Надо прямо сказать, что сравнение было не в пользу первого, неволя на пользу Побережскому не пошла: он весь как-то взрыхлился и посерел, да еще и грязь на щеках, и одежда совсем не щеголеватая, а тюремная, не совсем по размеру, и эти цвета, вовсе не шедшие ему. Когда в голове у Павлы все-таки что-то прояснилось (что привело к выводу совсем неверному — отпустили, отпустили отца родного!), то механизм, приводивший ее в движение, наконец-то заработал. Она открыла дверь и даже вдруг поклонилась Побережскому в пояс, что прежде за ней никогда не замечалось, а потом, не зная толком, как надлежит встречать хозяев, вернувшихся из темницы, засуетилась, забегала, одновременно напуская ванну, заваривая чай цвета медицинского йода, подкалывая себе волосы, подливая в горшки с цветами воды, чтобы те встрепенулись и тоже поприветствовали Антона Львовича, пошевелили листочками.

— Всего этого делать не следует, — твердо сказал Побережский, — я покинул тюрьму способом, не предусмотренным законом. С минуты на минуту сюда примчится погоня. Тебе следует немедленно разбудить и одеть детей. Тебе не следует задавать мне никаких вопросов. Ты же знаешь, что не я убил Варвару Ильиничну.
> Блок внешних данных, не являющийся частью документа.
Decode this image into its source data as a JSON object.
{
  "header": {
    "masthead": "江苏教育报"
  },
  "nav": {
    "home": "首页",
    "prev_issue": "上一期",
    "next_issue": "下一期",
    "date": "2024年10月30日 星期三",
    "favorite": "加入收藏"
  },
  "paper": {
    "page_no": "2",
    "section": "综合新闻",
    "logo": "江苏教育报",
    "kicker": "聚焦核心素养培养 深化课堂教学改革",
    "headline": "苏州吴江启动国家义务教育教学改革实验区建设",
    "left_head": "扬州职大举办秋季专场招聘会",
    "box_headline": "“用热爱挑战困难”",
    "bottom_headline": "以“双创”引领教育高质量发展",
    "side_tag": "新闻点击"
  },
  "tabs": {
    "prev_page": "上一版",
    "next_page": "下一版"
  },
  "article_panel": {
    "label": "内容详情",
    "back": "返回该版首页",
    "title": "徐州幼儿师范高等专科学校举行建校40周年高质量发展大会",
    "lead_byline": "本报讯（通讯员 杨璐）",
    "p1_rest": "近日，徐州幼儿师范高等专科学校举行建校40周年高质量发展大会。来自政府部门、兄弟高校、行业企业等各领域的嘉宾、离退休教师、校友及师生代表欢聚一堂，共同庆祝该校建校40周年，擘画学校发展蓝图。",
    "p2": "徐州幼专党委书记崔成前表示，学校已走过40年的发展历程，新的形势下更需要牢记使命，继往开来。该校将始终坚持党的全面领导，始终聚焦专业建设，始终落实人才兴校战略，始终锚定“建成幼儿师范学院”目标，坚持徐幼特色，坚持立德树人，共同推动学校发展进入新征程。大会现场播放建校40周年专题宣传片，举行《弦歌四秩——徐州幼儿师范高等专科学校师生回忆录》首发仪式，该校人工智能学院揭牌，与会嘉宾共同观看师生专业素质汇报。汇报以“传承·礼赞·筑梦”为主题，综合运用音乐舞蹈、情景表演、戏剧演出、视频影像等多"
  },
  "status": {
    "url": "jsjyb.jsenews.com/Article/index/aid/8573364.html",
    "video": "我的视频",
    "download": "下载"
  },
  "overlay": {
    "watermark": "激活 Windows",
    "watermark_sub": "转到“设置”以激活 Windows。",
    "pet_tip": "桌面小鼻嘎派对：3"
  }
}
Дети повторили то, что шепнула им Павла, будя их, а именно: «Здравствуй, папа, мы рады, что наконец-то ты дома», но не было времени на взаимные учтивости и сантименты. Наскоро приняв душ, отделив (уже пожизненно) себя от усов, бородки и бакенбардок, одевшись тоже наскоро, но удобно и под цвет сероватого начинающегося утра, Антон Львович с небольшим чемоданом, где, как принято говорить, было лишь самое необходимое, предложил присесть на дорожку. Заплаканная Павла, донельзя огорченная, что ее не берут с собой, присела тоже, хрустнув новенькими деньгами в кармане, на которые расщедрился по такому случаю Побережский, одновременно дав ей и несколько важных устных инструкций.